Garfinkel, S. L. (2010). Digital forensics research: The next 10 years. digital investigation, 7, S64-S73.
Hibshi, H., Vidas, T., & Cranor, L. (2011, May). Usability of forensics tools: a user study. In 2011 Sixth International Conference on IT Security Incident Management and IT Forensics (pp. 81-91). IEEE.
Khaleel, H. H. (2017). Digital forensics articles and research papers. computer, 1.
Reith, M., Carr, C., & Gunsch, G. (2002). An examination of digital forensic models. International Journal of Digital Evidence, 1(3), 1-12.
Ruback, M., Hoelz, B., & Ralha, C. (2012, January). A new approach for creating forensic hashsets. In IFIP International Conference on Digital Forensics (pp. 83-97). Springer, Berlin, Heidelberg.
Shah, M. S. M. B., Saleem, S., & Zulqarnain, R. (2017). Protecting digital evidence integrity and preserving chain of custody. Journal of Digital Forensics, Security and Law, 12(2), 12.
ORDER A PLAGIARISM-FREE PAPER HERE
We’ll write everything from scratch
Question 
Digital Forensic Research Paper
Now that you have learned the basics of digital forensics analyses and methodology and have experienced one of the common forensic tools use the material presented in this project, as well as research you’ve conducted outside of the course materials, to write a research paper that addresses the following:
digital forensic methodology
the importance of using forensic tools to collect and analyze evidence (e.g., FTK Imager and EnCase)
hashing in the context of digital forensics
How do you ensure that the evidence collected has not been tampered with (i.e., after collection)?
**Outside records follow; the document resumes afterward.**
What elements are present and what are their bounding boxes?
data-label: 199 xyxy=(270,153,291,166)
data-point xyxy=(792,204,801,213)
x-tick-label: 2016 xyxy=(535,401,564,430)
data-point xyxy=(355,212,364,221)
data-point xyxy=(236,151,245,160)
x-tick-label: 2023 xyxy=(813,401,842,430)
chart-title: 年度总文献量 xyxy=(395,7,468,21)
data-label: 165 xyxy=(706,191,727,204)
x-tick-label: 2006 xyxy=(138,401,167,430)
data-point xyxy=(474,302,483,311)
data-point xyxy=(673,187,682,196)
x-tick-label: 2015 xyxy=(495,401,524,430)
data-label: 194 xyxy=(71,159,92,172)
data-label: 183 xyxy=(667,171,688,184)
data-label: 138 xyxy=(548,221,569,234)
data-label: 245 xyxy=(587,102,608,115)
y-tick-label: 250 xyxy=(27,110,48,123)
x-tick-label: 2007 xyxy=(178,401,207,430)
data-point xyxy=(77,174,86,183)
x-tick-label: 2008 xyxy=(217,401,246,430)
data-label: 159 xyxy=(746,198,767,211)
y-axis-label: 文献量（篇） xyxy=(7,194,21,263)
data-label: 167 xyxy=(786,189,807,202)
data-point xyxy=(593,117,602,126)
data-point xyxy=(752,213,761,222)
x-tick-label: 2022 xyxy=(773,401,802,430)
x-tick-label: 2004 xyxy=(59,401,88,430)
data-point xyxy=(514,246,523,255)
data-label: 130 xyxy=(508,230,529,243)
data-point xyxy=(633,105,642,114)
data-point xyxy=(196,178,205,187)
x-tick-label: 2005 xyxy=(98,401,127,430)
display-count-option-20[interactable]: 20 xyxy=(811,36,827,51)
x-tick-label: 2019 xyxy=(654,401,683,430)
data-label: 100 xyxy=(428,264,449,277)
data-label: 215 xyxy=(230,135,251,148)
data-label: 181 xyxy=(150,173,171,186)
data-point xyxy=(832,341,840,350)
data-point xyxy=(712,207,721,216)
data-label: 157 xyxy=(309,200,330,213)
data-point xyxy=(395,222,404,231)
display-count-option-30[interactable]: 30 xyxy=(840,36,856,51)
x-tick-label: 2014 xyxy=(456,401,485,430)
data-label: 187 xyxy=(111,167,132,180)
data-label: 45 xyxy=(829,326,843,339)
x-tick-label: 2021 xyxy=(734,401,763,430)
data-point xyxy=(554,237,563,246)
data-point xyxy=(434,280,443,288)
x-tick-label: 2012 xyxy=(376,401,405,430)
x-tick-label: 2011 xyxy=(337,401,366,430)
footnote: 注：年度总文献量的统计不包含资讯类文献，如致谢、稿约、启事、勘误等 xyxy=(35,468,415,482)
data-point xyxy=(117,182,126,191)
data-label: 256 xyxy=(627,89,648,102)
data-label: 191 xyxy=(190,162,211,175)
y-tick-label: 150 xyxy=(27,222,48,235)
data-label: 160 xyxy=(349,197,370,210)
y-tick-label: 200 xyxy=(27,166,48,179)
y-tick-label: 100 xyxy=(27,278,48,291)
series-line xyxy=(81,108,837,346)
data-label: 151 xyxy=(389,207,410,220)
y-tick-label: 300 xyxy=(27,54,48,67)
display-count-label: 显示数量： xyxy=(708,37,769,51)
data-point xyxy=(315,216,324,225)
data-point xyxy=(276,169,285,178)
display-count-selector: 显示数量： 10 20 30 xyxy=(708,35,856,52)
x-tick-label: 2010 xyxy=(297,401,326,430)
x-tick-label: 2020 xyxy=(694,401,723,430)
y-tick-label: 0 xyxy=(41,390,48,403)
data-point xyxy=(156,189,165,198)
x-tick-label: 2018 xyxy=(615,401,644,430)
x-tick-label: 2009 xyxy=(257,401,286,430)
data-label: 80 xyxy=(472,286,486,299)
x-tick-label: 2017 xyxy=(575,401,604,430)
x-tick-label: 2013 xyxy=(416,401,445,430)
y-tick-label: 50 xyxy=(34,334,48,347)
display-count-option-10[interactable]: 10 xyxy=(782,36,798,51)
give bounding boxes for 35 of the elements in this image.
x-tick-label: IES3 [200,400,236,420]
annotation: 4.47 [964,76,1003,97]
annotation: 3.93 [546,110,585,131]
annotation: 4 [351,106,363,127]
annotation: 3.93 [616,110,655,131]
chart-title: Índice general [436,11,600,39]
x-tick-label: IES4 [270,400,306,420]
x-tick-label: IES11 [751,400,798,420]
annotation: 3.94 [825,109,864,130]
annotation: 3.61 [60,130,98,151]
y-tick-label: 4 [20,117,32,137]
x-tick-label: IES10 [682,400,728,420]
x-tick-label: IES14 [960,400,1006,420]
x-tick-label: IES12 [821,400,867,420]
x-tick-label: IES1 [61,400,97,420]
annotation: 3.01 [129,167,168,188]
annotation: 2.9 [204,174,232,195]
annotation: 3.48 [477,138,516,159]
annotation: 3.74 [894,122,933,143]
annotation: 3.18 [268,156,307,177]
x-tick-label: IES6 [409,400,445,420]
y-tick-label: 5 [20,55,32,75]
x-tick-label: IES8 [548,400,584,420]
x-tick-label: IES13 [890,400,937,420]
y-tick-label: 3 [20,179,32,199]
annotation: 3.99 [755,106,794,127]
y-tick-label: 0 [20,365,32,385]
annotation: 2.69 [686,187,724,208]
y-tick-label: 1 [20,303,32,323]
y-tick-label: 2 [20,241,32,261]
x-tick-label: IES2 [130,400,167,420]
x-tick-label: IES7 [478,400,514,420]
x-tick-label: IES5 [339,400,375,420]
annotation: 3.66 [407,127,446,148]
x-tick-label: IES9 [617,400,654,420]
Why and how is it important to prove this in a court of law?
Complete the order form and upload all of your files, including any instructions, rubrics, or other materials provided by your instructor. 
Complete the order payment after filling in the order form. We’ll receive your order and assign it to a writer.
The assigned writer will complete your paper and forward it to our Editing Team for review and approval.
Once approved by the editor, the completed paper will be uploaded to your account for you to download, review and approve.